Elton Brand, but since Yao is on the team...they just might put Amare on there.


----------



## RangerC (Sep 25, 2002)

The replacement needs to be someone from Portland, Utah or Sacramento. If it's a player like Brand or Jamison from a sub-.500 team, then the top 6 teams in the West will have 4 players total playing in the game - how ridiculous is that?


----------



## BleedGreen (Jun 24, 2002)

I think it should be Malone. The guy is a future hall of famer and he deserves it.


----------



## Tom (Jul 15, 2002)

how about Matt Harpring....where would that team be without him
his #'s are good enough. I like to see new people make it. Maybe, Jamison.


----------



## Arclite (Nov 2, 2002)

Harp or Jamison.


----------



## daboy (Jan 24, 2003)

I'll go with either Finley or Jamison over Brand. But Dallas already has 2 all-stars so Finley probably won't go. Brand is doing his thing but the Clippers had high expectations and they are doing what the Clippers do best...lose. Jamison on the other hand is leading GS this year to respectibility.

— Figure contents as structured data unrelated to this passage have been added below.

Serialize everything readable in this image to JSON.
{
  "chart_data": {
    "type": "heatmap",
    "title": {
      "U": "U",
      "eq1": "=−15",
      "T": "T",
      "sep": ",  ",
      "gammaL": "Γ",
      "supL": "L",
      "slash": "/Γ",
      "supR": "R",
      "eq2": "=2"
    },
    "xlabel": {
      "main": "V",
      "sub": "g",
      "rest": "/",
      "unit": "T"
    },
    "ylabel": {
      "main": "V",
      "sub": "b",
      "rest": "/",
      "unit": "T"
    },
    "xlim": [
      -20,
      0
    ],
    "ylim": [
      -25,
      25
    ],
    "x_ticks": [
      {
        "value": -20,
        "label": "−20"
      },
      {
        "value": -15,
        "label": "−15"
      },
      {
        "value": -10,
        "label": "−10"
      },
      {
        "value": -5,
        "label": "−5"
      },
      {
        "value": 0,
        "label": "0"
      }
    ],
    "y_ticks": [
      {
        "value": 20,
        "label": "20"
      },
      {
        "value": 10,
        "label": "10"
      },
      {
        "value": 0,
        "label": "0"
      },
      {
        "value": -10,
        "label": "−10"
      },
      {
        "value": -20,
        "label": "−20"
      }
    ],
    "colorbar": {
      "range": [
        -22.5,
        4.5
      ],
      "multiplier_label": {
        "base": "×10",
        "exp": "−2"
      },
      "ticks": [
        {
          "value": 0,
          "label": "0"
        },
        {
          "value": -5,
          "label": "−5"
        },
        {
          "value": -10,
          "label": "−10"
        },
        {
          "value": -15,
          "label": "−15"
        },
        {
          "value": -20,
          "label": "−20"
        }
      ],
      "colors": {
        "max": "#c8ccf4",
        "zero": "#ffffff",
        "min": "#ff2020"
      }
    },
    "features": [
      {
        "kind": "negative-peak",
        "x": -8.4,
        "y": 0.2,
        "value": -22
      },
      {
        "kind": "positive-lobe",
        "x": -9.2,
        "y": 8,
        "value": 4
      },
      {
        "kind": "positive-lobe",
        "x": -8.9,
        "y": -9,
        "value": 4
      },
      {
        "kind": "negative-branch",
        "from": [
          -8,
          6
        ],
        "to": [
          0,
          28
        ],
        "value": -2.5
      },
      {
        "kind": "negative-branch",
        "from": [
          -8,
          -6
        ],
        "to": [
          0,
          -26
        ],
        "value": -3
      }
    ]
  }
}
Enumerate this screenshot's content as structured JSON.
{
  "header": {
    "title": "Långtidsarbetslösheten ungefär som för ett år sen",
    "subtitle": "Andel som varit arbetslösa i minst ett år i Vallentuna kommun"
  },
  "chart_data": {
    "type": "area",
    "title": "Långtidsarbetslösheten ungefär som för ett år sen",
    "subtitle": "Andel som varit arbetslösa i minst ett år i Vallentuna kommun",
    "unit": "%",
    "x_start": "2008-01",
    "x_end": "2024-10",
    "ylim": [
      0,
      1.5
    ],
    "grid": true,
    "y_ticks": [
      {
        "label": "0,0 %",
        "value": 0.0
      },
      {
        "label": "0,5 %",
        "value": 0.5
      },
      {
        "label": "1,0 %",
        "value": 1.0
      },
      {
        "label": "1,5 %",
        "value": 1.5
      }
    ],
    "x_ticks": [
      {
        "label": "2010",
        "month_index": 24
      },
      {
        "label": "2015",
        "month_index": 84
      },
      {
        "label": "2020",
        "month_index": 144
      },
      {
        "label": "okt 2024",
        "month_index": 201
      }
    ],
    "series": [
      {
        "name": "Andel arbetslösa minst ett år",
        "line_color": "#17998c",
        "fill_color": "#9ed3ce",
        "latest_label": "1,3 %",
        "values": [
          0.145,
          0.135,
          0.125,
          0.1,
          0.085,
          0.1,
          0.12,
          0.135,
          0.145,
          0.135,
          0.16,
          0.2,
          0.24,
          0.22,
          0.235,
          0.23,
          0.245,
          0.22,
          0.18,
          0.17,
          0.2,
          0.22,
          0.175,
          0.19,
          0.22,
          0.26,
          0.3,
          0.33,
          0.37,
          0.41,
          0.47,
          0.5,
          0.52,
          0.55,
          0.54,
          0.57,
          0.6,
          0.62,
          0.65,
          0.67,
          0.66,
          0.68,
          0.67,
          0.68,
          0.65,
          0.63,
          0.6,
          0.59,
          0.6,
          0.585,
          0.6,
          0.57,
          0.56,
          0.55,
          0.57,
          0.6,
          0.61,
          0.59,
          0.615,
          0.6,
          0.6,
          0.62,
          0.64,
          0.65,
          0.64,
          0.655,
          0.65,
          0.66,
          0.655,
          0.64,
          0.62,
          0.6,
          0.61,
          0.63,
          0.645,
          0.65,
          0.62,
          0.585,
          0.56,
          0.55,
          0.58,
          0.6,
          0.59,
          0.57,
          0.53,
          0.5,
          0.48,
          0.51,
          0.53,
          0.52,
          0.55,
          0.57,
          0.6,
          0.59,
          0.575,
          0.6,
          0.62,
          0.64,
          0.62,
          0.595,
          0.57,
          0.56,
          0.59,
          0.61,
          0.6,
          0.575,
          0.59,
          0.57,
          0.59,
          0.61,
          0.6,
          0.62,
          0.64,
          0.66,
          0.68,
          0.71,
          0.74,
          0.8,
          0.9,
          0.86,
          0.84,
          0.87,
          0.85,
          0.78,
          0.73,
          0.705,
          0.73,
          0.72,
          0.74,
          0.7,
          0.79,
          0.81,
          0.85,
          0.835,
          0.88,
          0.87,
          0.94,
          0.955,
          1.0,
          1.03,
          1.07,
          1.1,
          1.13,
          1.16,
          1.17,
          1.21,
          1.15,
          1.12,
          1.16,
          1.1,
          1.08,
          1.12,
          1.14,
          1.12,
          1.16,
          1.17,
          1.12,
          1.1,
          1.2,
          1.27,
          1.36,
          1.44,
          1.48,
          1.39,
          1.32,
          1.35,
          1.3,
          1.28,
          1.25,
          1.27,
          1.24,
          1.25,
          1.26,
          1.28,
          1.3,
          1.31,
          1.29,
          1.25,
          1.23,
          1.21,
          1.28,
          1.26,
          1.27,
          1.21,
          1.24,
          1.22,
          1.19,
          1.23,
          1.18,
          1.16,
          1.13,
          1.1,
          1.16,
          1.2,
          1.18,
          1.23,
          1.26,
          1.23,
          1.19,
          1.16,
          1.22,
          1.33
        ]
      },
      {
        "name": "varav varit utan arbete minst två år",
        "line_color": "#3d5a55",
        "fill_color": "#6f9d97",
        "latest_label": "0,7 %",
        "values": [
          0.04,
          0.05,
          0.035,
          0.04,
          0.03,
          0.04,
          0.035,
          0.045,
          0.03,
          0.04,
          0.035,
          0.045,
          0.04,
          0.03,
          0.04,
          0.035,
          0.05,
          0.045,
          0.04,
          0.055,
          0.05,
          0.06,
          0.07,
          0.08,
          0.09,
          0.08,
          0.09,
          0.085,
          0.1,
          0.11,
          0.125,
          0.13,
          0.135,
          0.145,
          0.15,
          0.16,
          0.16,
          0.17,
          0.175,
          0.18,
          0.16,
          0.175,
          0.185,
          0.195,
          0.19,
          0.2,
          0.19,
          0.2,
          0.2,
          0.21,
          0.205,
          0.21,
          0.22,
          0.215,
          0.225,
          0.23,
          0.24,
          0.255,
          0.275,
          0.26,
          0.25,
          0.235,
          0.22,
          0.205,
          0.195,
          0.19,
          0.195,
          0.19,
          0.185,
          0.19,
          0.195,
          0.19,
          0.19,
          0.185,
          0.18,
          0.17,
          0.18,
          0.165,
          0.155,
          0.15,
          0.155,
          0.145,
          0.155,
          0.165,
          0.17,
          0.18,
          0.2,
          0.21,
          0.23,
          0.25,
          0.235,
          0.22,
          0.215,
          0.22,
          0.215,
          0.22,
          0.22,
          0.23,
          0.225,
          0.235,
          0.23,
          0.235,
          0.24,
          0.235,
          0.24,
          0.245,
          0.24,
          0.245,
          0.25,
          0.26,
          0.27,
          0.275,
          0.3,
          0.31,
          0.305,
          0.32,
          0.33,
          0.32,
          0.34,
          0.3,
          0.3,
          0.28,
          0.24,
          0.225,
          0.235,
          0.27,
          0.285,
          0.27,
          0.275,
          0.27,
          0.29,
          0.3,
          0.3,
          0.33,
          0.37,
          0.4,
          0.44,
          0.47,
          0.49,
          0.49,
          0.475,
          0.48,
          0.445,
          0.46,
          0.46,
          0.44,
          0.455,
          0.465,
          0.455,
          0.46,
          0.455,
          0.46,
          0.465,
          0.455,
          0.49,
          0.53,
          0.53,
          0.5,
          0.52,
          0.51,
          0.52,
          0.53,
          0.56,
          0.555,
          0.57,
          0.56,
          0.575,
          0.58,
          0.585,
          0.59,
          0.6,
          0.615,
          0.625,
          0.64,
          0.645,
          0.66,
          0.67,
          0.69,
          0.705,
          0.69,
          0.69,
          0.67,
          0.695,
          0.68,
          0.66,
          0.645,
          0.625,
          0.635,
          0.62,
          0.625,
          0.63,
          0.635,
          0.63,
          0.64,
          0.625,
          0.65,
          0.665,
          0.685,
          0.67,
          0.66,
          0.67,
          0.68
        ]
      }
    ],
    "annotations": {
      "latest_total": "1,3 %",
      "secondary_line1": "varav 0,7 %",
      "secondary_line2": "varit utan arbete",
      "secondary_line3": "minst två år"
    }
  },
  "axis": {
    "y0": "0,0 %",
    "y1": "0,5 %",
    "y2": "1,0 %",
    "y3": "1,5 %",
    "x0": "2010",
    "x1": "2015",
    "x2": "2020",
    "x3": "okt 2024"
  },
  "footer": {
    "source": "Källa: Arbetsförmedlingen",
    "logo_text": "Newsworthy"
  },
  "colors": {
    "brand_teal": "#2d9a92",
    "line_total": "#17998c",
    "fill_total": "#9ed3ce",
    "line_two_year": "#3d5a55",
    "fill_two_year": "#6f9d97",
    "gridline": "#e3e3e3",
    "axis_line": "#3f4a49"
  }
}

I say Tawn goes.


----------



## Chef (Nov 24, 2002)

1. Brand
2. Malone
3. Gasol
4. Jamison


----------



## IV (Jul 16, 2002)

everyone seems to be pulling for Brand and he's not a bad choice, but I like Mike Finley. With Nash and Dirk already selected it would only be right to have him there to.


----------



## Jason Caffeine (May 31, 2002)

Jamison deserves to go


----------



## Jamel Irief (May 19, 2002)

It should be Finley. he's arguable their best player and they have the #1 record. 

No way in hell should it be Jamison or Brand. Let's see if they could lead a team to 40 wins for once in their careers.


----------



## 3PeatComplete (Jul 11, 2002)

Peja's replacing him.:no: Finley deserves it more. :sigh:


----------



## p (Jul 17, 2002)

finley.


----------



## Ghost (Jun 21, 2002)

Finley is so pimp and needs to be a all-star


----------



## JerryWest (Jun 24, 2002)

Finely deserves it this year... and next brand... malone isn't even close


----------



## benfica (Jul 17, 2002)

*Dude have you seen Manu play*

The guy impacts the game even without scoring. He is a threat to steal the ball every time and causes problems for the opponents
defense. The guy is a winner. The Spurs are a much better team when he is in the game.

He is now healthy too so look for him to start soon. He was the best player outside the USA and it wouldn't surprise me if he comes out strong in the second half.


----------